The composer’s version is hidden away on a four-CD compilation, not for sale to the general public, called East Memphis Music: The Hits, compiled and circulated inside the business in 1988 by the Stax publishing company’s then licensees, Irving Music and Rondor Music. Almost all of the 80 tracks are the well known versions of the songs from which the publishers were trying to extract additional life: Carla Thomas’s “B-A-B-Y”, Otis’s “Dock of the Day”, Sam and Dave’s “Hold On, I’m Coming”, the Staple Singers “Respect Yourself”, and so on.  Frederick Knight’s “Be For Real” is the exception that, from my point of view, makes the whole exercise worthwhile.

You might remember Knight from his days as a Stax artist, a period which yielded his big hit with “I’ve Been Lonely For So Long” in 1972 and the not quite as successful “I Betcha Didn’t Know That” three years later.
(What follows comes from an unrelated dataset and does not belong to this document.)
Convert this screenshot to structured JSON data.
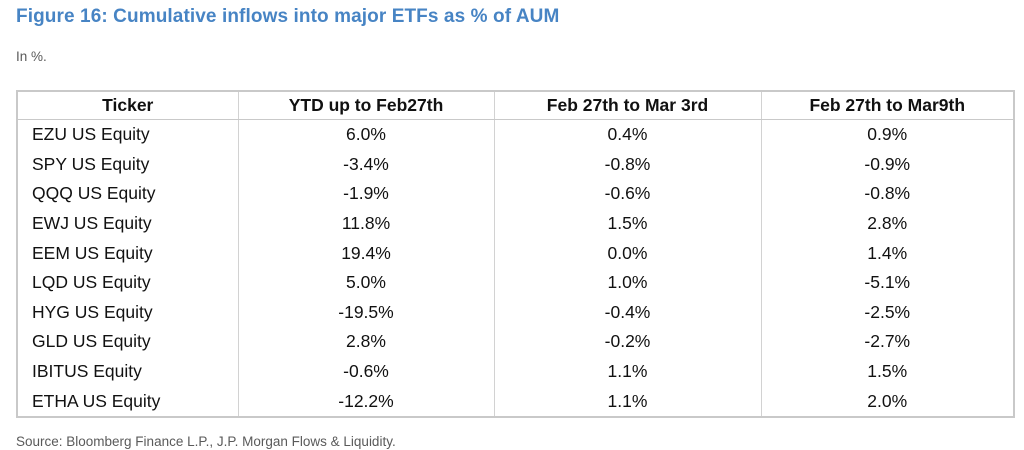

He was born in Birmingham, Alabama in 1944, and after Stax fell apart his only real claim to fame came when he wrote “Ring My Bell” for Anita Ward in 1979, at the height of the disco boom.

His version of “Be For Real” is clearly a demo, and that’s part of its charm. A piano that hasn’t been tuned lately, a Hammond B3 dialled into a deep church setting, a bass guitar, a drummer who seems to have left everything except his basic snare and kick drum combo at home, and falsetto backing vocals that could well be Knight himself overdubbed a handful of times, every voice and instrument performing — and recorded — with the maximum of restraint and no tricks: that’s all it takes to render the classic version of this glorious, timeless song.

I’m sorry I can’t give a link to it. As far as I know (and I hope someone will pop up to prove me wrong), it has never been commercially available. It’s not on either of the two Knight albums that go for exotic prices on Amazon. But there’s a copy of East Memphis Music: The Hits for sale here at at what seems to me to be a reasonable price; if I were you, I wouldn’t hesitate, even if the package as a whole contains dozens of tracks you already possess. And if anyone reading this is in a position to put forward material for Aretha Franklin’s next album, then her version, appropriately produced, is the only one I can think of that might live on equal terms with the original.